J’ouvre un oeil. La vision est confuse. J’entends parler, autour de moi. J'entrouvre les paupières. Moustache blonde me regarde, l’air tracassé, fronçant quelque peu les sourcils, à côté de la femme au gant de toilette dont la curiosité à mon égard ressemble à un puit sans fond.

« Ça va, mon gars ? Tu reviens à nous ? » me lâche brusquement l’homme, d’une voix qui me semble étrangement familière. Je l’ai déjà entendue quelque part, j’en suis certain… J’observe autour de moi, rien n’a changé. Toujours la même décoration d’après-guerre. Pas laide, cependant. C’est un style. Mais je ne comprends toujours pas ce que je fais là. Les mots me manquent.

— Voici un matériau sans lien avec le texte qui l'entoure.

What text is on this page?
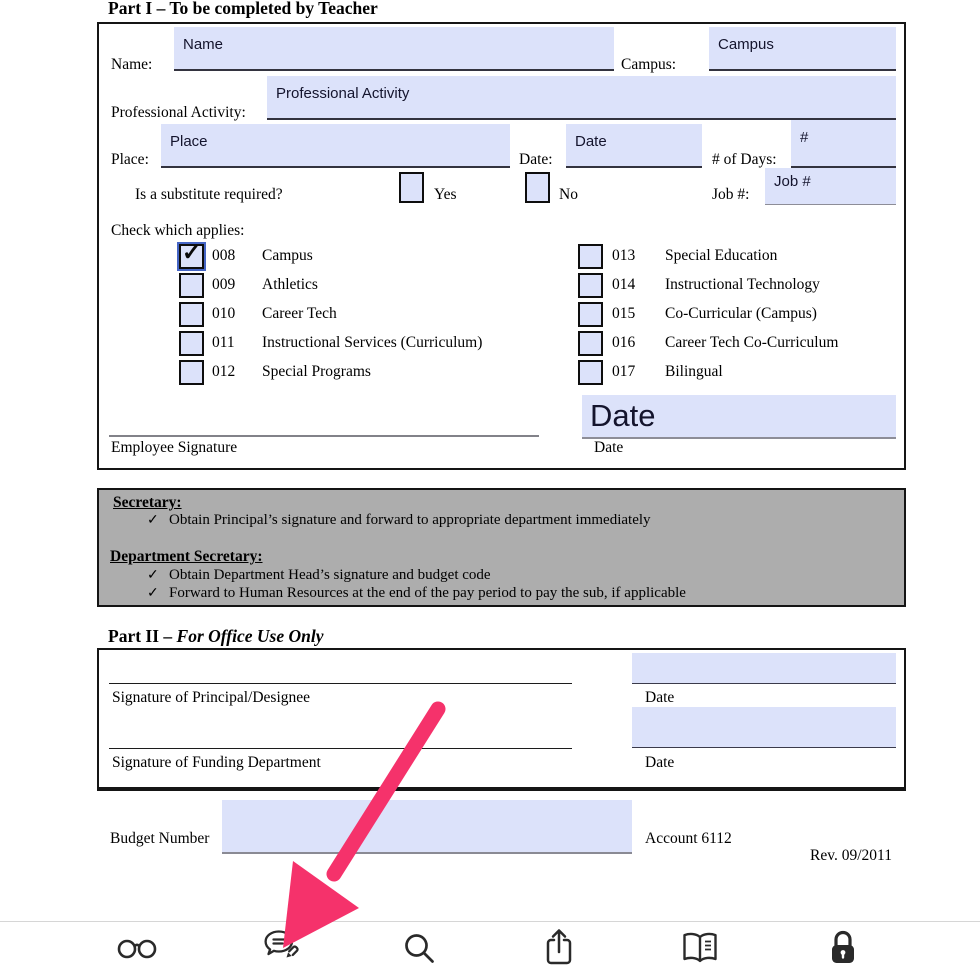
Part I – To be completed by Teacher
Name:
Name
Campus:
Campus
Professional Activity:
Professional Activity
Place:
Place
Date:
Date
# of Days:
#
Is a substitute required?	Yes	No	Job #:
Job #
Check which applies:
✓ 008 Campus
009 Athletics
010 Career Tech
011 Instructional Services (Curriculum)
012 Special Programs
013 Special Education
014 Instructional Technology
015 Co-Curricular (Campus)
016 Career Tech Co-Curriculum
017 Bilingual
Date
Employee Signature	Date
Secretary:
✓ Obtain Principal’s signature and forward to appropriate department immediately
Department Secretary:
✓ Obtain Department Head’s signature and budget code
✓ Forward to Human Resources at the end of the pay period to pay the sub, if applicable
Part II – For Office Use Only
Signature of Principal/Designee	Date
Signature of Funding Department	Date
Budget Number	Account 6112
Rev. 09/2011
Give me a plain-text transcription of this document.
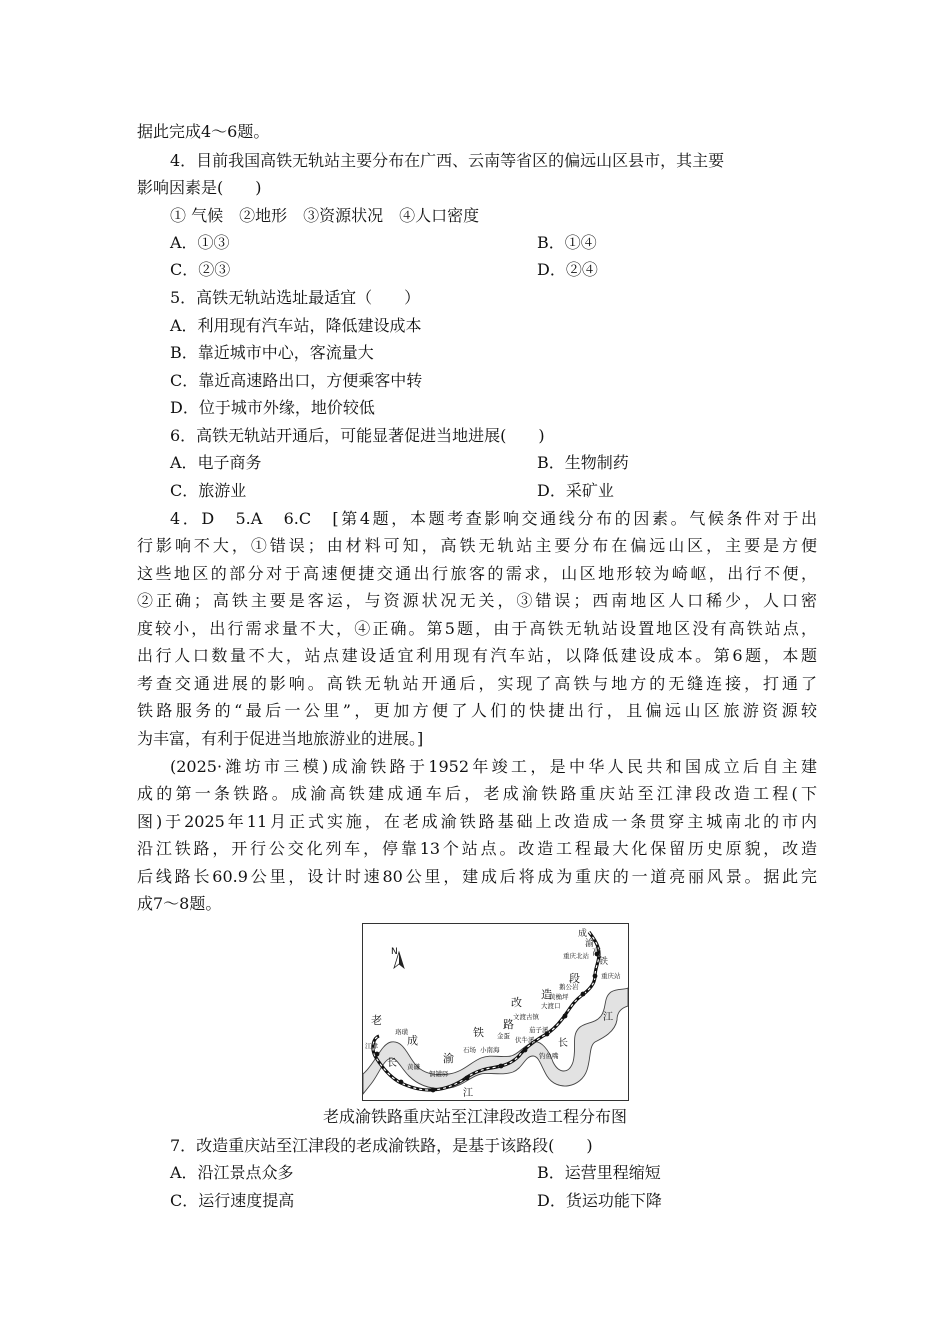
据此完成4～6题。
4．目前我国高铁无轨站主要分布在广西、云南等省区的偏远山区县市，其主要
影响因素是(　　)
① 气候　②地形　③资源状况　④人口密度
A．①③	B．①④
C．②③	D．②④
5．高铁无轨站选址最适宜（　　）
A．利用现有汽车站，降低建设成本
B．靠近城市中心，客流量大
C．靠近高速路出口，方便乘客中转
D．位于城市外缘，地价较低
6．高铁无轨站开通后，可能显著促进当地进展(　　)
A．电子商务	B．生物制药
C．旅游业	D．采矿业
4．D　5.A　6.C　[第4题，本题考查影响交通线分布的因素。气候条件对于出
行影响不大，①错误；由材料可知，高铁无轨站主要分布在偏远山区，主要是方便
这些地区的部分对于高速便捷交通出行旅客的需求，山区地形较为崎岖，出行不便，
②正确；高铁主要是客运，与资源状况无关，③错误；西南地区人口稀少，人口密
度较小，出行需求量不大，④正确。第5题，由于高铁无轨站设置地区没有高铁站点，
出行人口数量不大，站点建设适宜利用现有汽车站，以降低建设成本。第6题，本题
考查交通进展的影响。高铁无轨站开通后，实现了高铁与地方的无缝连接，打通了
铁路服务的“最后一公里”，更加方便了人们的快捷出行，且偏远山区旅游资源较
为丰富，有利于促进当地旅游业的进展。]
(2025·潍坊市三模)成渝铁路于1952年竣工，是中华人民共和国成立后自主建
成的第一条铁路。成渝高铁建成通车后，老成渝铁路重庆站至江津段改造工程(下
图)于2025年11月正式实施，在老成渝铁路基础上改造成一条贯穿主城南北的市内
沿江铁路，开行公交化列车，停靠13个站点。改造工程最大化保留历史原貌，改造
后线路长60.9公里，设计时速80公里，建成后将成为重庆的一道亮丽风景。据此完
成7～8题。
N
成
渝
高
铁
老
成
渝
铁
路
改
造
段
长
江
长
江
重庆北站
重庆站
鹅公岩
黄桷坪
大渡口
文渡古镇
茄子溪
金蛋 伏牛溪
石场 小南海
钓鱼嘴
铜罐驿
黄磏
江津
珞璜
老成渝铁路重庆站至江津段改造工程分布图
7．改造重庆站至江津段的老成渝铁路，是基于该路段(　　)
A．沿江景点众多	B．运营里程缩短
C．运行速度提高	D．货运功能下降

« On… On est toujours en 1958 ? » je demande, fébrilement, tremblant de désespoir, telle une tragédie grotesque. Moustache blonde regarde alors la femme, l’air de se faire du mouron, et me répond: « Tu sais que la machine à remonter le temps n’existe pas ? »

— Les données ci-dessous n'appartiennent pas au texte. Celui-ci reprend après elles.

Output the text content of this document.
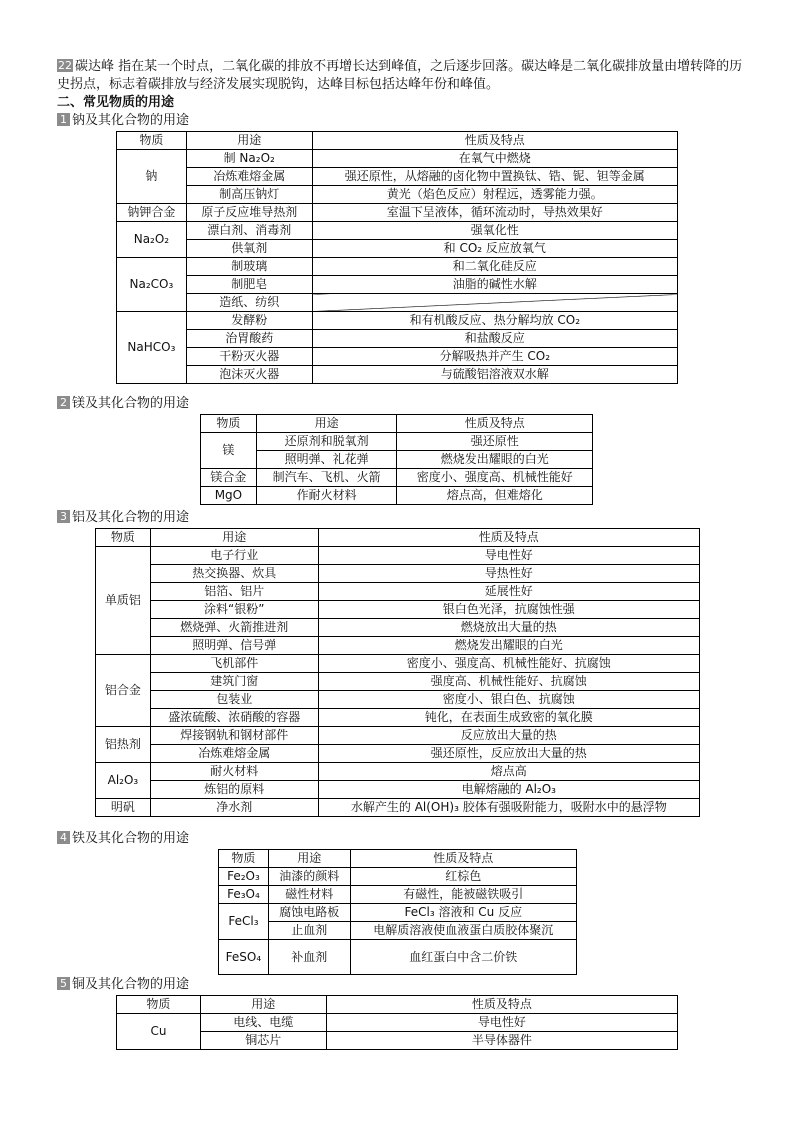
22 碳达峰 指在某一个时点，二氧化碳的排放不再增长达到峰值，之后逐步回落。碳达峰是二氧化碳排放量由增转降的历史拐点，标志着碳排放与经济发展实现脱钩，达峰目标包括达峰年份和峰值。
二、常见物质的用途
1 钠及其化合物的用途
物质	用途	性质及特点
钠	制 Na₂O₂	在氧气中燃烧
	冶炼难熔金属	强还原性，从熔融的卤化物中置换钛、锆、铌、钽等金属
	制高压钠灯	黄光（焰色反应）射程远，透雾能力强。
钠钾合金	原子反应堆导热剂	室温下呈液体，循环流动时，导热效果好
Na₂O₂	漂白剂、消毒剂	强氧化性
	供氧剂	和 CO₂ 反应放氧气
Na₂CO₃	制玻璃	和二氧化硅反应
	制肥皂	油脂的碱性水解
	造纸、纺织	
NaHCO₃	发酵粉	和有机酸反应、热分解均放 CO₂
	治胃酸药	和盐酸反应
	干粉灭火器	分解吸热并产生 CO₂
	泡沫灭火器	与硫酸铝溶液双水解
2 镁及其化合物的用途
物质	用途	性质及特点
镁	还原剂和脱氧剂	强还原性
	照明弹、礼花弹	燃烧发出耀眼的白光
镁合金	制汽车、飞机、火箭	密度小、强度高、机械性能好
MgO	作耐火材料	熔点高，但难熔化
3 铝及其化合物的用途
物质	用途	性质及特点
单质铝	电子行业	导电性好
	热交换器、炊具	导热性好
	铝箔、铝片	延展性好
	涂料“银粉”	银白色光泽，抗腐蚀性强
	燃烧弹、火箭推进剂	燃烧放出大量的热
	照明弹、信号弹	燃烧发出耀眼的白光
铝合金	飞机部件	密度小、强度高、机械性能好、抗腐蚀
	建筑门窗	强度高、机械性能好、抗腐蚀
	包装业	密度小、银白色、抗腐蚀
	盛浓硫酸、浓硝酸的容器	钝化，在表面生成致密的氧化膜
铝热剂	焊接钢轨和钢材部件	反应放出大量的热
	冶炼难熔金属	强还原性，反应放出大量的热
Al₂O₃	耐火材料	熔点高
	炼铝的原料	电解熔融的 Al₂O₃
明矾	净水剂	水解产生的 Al(OH)₃ 胶体有强吸附能力，吸附水中的悬浮物
4 铁及其化合物的用途
物质	用途	性质及特点
Fe₂O₃	油漆的颜料	红棕色
Fe₃O₄	磁性材料	有磁性，能被磁铁吸引
FeCl₃	腐蚀电路板	FeCl₃ 溶液和 Cu 反应
	止血剂	电解质溶液使血液蛋白质胶体聚沉
FeSO₄	补血剂	血红蛋白中含二价铁
5 铜及其化合物的用途
物质	用途	性质及特点
Cu	电线、电缆	导电性好
	铜芯片	半导体器件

Exténué par la peur et les larmes, je finis par me rendre. L’énergie me manque, j’accepte mon sort. Me voilà à table, dont la nappe colorée me rappelle bizarrement celle de ma grand-mère, dans mes bribes de souvenirs d’enfance. On me sert à manger. Moustache blonde est à côté de moi.

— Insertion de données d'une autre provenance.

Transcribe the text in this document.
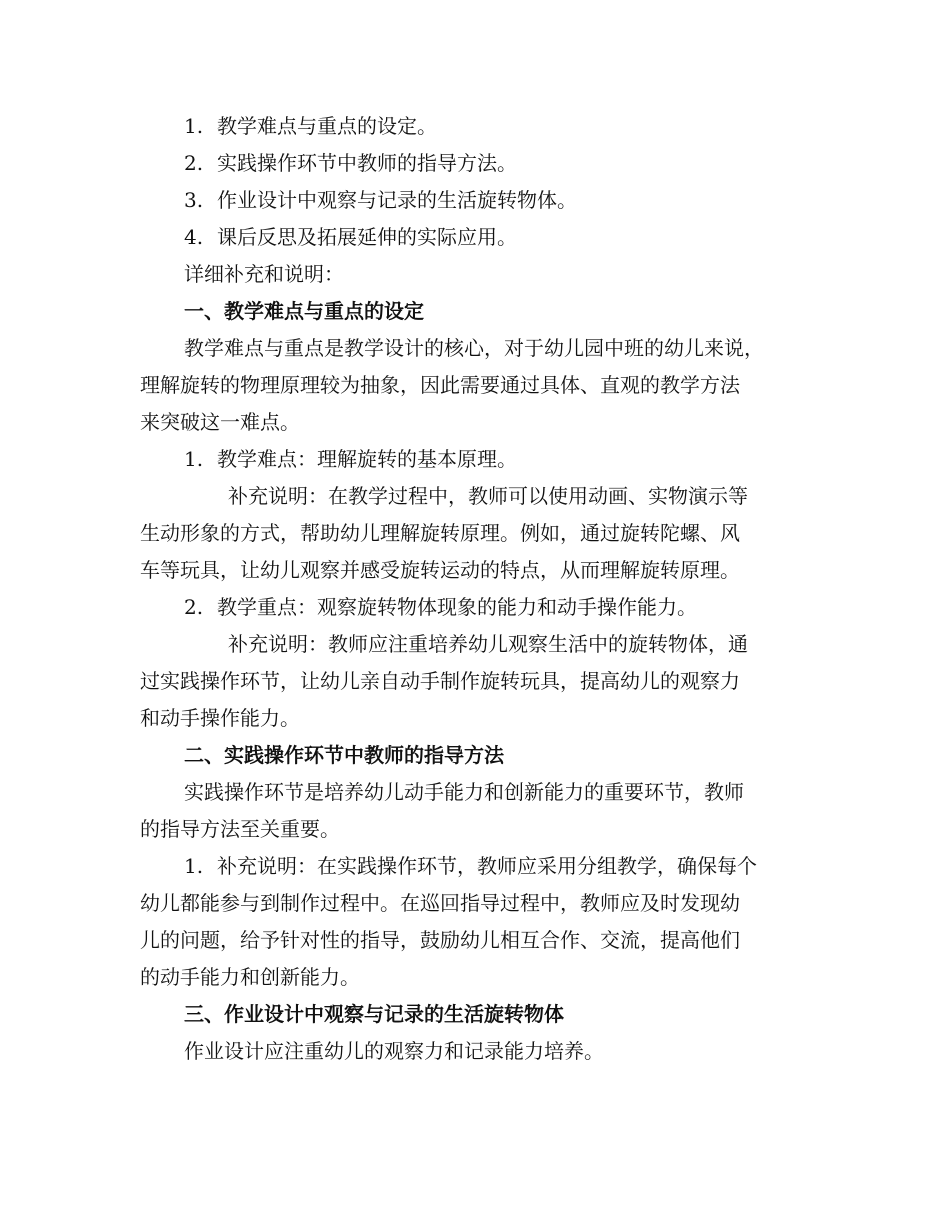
1. 教学难点与重点的设定。
2. 实践操作环节中教师的指导方法。
3. 作业设计中观察与记录的生活旋转物体。
4. 课后反思及拓展延伸的实际应用。
详细补充和说明：
一、教学难点与重点的设定
教学难点与重点是教学设计的核心，对于幼儿园中班的幼儿来说，
理解旋转的物理原理较为抽象，因此需要通过具体、直观的教学方法
来突破这一难点。
1. 教学难点：理解旋转的基本原理。
补充说明：在教学过程中，教师可以使用动画、实物演示等
生动形象的方式，帮助幼儿理解旋转原理。例如，通过旋转陀螺、风
车等玩具，让幼儿观察并感受旋转运动的特点，从而理解旋转原理。
2. 教学重点：观察旋转物体现象的能力和动手操作能力。
补充说明：教师应注重培养幼儿观察生活中的旋转物体，通
过实践操作环节，让幼儿亲自动手制作旋转玩具，提高幼儿的观察力
和动手操作能力。
二、实践操作环节中教师的指导方法
实践操作环节是培养幼儿动手能力和创新能力的重要环节，教师
的指导方法至关重要。
1. 补充说明：在实践操作环节，教师应采用分组教学，确保每个
幼儿都能参与到制作过程中。在巡回指导过程中，教师应及时发现幼
儿的问题，给予针对性的指导，鼓励幼儿相互合作、交流，提高他们
的动手能力和创新能力。
三、作业设计中观察与记录的生活旋转物体
作业设计应注重幼儿的观察力和记录能力培养。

« Moi, c’est Pierre. Tout le monde ici m’appelle Pierrot. » me dit-il en me tendant la main, un sourire franc et amical aux lèvres.« Enchanté, Pierre. » je réponds, timidement, secoué par sa poigne virile.

« Moi, c’est Valentin. » j’ajoute, entre deux bouchées.

« Valentin ? C’est plutôt rare, par ici. » s’étonne-t-il. Très vite, la discussion prend vie. Cet homme, sous ses airs renfrognés, un peu « vieux de la vieille», est d’une ouverture et d’une sympathie sans égale. Il n’a pas un an de plus que moi, pourtant je sens chez lui des cicatrices encore vives. Je vois à ses gestes, à son énergie, sa vitalité débordante, à son caractère bien trempé, et à son regard, un tempérament volcanique qu’une vie de douleurs sourdes a probablement façonné. Lentement, mon angoisse d’alors diminue. Je recouvre peu à peu mes forces. Je contemple autour de moi… Ce n’est pas si mal, ici, finalement.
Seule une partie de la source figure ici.